Last week, Team BirdCast highlighted a potentially complex scenario for inbound Neotropical migrants in the Gulf of Mexico. Let’s get a brief update to see what happened. (Note, we will continue to update this post as more observations are reported – also please visit @DrBirdCast to see more)
By mid-week, it was apparent that weather conditions over the weekend could give rise to fallout conditions in the western Gulf of Mexico:
Birders on the w. Gulf should keep an eye on the forecast—possible fallout setup on Sat afternoon: N winds over TX but S over the Gulf. pic.twitter.com/NjuWsjbVvY
— BirdCast–Cornell Lab (@DrBirdCast) April 19, 2017
Birds took flight from eastern Mexico and northern Central America on Friday night in calm or even slightly opposing winds, and on Saturday these birds encountered even less favorable conditions as a frontal boundary pushed off the Texas coast into the Gulf:
Some late inbound trans-Gulf migration off Houston currently interacting with opposing winds and moving frontal boundary pic.twitter.com/BxOOCX7UxI
— BirdCast–Cornell Lab (@DrBirdCast) April 23, 2017
As we noted at the time:
Front appears to be concentrating trans-Gulf migrants along coast from C. Christi to L. Charles; densities higher in west part of that zone
— BirdCast–Cornell Lab (@DrBirdCast) April 23, 2017
Some birds encountered precipitation, which was present along the front but not very extensive in its distribution. What occurred on Saturday and Sunday is a typical outcome for this sort of scenario – late arrival of trans-Gulf migrants occurred on Saturday evening and night, with birds arriving at least several hours later this usual because of the calm or opposing winds over the Gulf; and concentrations and fallouts in a number of areas from Brownsville, TX to Cameron Parish, LA.
See this array of checklists reporting many Franklin’s Gulls, Catharus thrushes, numerous warblers, Scarlet and Summer Tanagers, Baltimore Orioles, and buntings to name a few:
In the eastern Gulf of Mexico, a different scenario unfolded. The precipitation and marginal to favorable migration conditions that were predicted did occur, and the passage of the frontal boundary brought more typical fallout conditions and concentrations of birds in a number of places. This was particularly evident in Dade County, where Monday morning saw large numbers of warblers, particularly in Bill Baggs Cape Florida State Park where Blackpoll, Cape May, and Black-throated Blue Warblers occurred in some numbers (see this checklist, and then this checklist)!

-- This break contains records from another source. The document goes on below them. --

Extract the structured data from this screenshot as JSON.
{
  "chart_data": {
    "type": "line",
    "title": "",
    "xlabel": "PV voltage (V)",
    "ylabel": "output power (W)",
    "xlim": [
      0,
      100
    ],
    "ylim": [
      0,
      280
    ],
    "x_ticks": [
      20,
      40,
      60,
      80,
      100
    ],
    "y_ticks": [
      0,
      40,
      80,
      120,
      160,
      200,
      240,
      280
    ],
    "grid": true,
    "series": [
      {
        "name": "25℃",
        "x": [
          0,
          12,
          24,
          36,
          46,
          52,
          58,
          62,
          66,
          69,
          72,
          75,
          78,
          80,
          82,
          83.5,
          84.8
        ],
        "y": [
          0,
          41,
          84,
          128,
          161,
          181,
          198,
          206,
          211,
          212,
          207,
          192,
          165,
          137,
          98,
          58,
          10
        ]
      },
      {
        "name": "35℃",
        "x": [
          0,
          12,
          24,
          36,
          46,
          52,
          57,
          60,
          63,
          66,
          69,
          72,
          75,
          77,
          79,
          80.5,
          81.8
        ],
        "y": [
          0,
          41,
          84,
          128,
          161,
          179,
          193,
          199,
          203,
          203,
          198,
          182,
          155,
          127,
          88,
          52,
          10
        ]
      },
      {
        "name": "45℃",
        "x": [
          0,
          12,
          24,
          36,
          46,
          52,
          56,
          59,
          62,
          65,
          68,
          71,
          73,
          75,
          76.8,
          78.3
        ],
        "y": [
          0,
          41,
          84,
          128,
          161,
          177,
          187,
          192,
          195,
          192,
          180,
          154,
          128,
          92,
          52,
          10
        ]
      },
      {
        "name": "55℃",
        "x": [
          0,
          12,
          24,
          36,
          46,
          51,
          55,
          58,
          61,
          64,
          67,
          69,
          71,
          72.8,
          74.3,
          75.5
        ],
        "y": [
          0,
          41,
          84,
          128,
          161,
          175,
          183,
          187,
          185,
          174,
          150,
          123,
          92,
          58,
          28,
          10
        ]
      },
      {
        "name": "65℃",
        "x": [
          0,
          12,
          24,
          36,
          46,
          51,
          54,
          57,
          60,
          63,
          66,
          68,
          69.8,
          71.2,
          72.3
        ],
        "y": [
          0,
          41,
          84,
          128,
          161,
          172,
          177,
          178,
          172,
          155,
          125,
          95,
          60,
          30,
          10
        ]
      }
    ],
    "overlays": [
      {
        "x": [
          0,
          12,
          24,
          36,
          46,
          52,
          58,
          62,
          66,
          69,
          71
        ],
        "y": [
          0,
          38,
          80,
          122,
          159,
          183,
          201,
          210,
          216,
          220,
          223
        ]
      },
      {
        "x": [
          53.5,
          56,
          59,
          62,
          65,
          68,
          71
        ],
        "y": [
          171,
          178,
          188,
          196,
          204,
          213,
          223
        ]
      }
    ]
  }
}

Additionally, the passage of the frontal boundary through Florida created this interesting set of conditions. What follow are two animations of reflectivity and velocity imagery from the KAMX Miami WSR-88D 24 April 2017. There are many images here, so leave yourself some time to watch animations or scroll through the images (and go here and here for a tutorial of how to interpret these sorts of images). Of particular interest (well, there are many interesting things happening in this series of images!!!) is a pulse of migrating birds visible in the 0600EDT to 1400 EDT (1000 GMT to 1800 GMT) imagery. Migrants are moving toward and parallel to the southern tip of the Florida Peninsula, with a clear and rather significant diurnal movement over water to the east of the Peninsula.
The text above highlights the numbers of warblers observed on the ground in some areas, but also worth highlighting is the number of birds (including warblers presumably) offshore and continuing over water. The reflectivity imagery shows us the magnitude of these movements, and BirdCast would likely classify this as a light to moderate trans-Gulf arrival. We see such arrivals frequently in the spring, usually between Cuba and the Florida Keys. Seeing an arrival of this sort so far east is unusual. In the velocity imagery below our reflectivity animation, let’s get quickly oriented to what this movement is doing: greens represent birds (and other biologicals so to speak like insects and maybe bats) moving toward the radar, reds represent birds (and such) moving away from the radar. We see this orientation in the migrants offshore to the east of Miami. We also see a different pattern to the west as our time in this window passes, with greens in southern and southwestern Florida oriented in a different direction relative to the radar; this is aerial plankton, passive drifters in the atmosphere moving with winds associated with arriving westerly and northwesterly flow, and also some precipitation.
Birds almost certainly do not want to remain over water to the east of the Peninsula in these winds, since drifting father east with these winds may not be advantageous for a number of reasons. Many birds may be either making their way back to the coast or descending to land in coastal Florida, as clearly a large number of birds did today; but will some of the birds moving in parallel to the coast be drifted farther out to sea, into the circulation of the slowly building low pressure system farther north, and then continue flying downwind until they reach a safe place to land? Will Blackpoll and Cape May Warblers end up arriving far to the north of their intended destinations later this week as a result of this?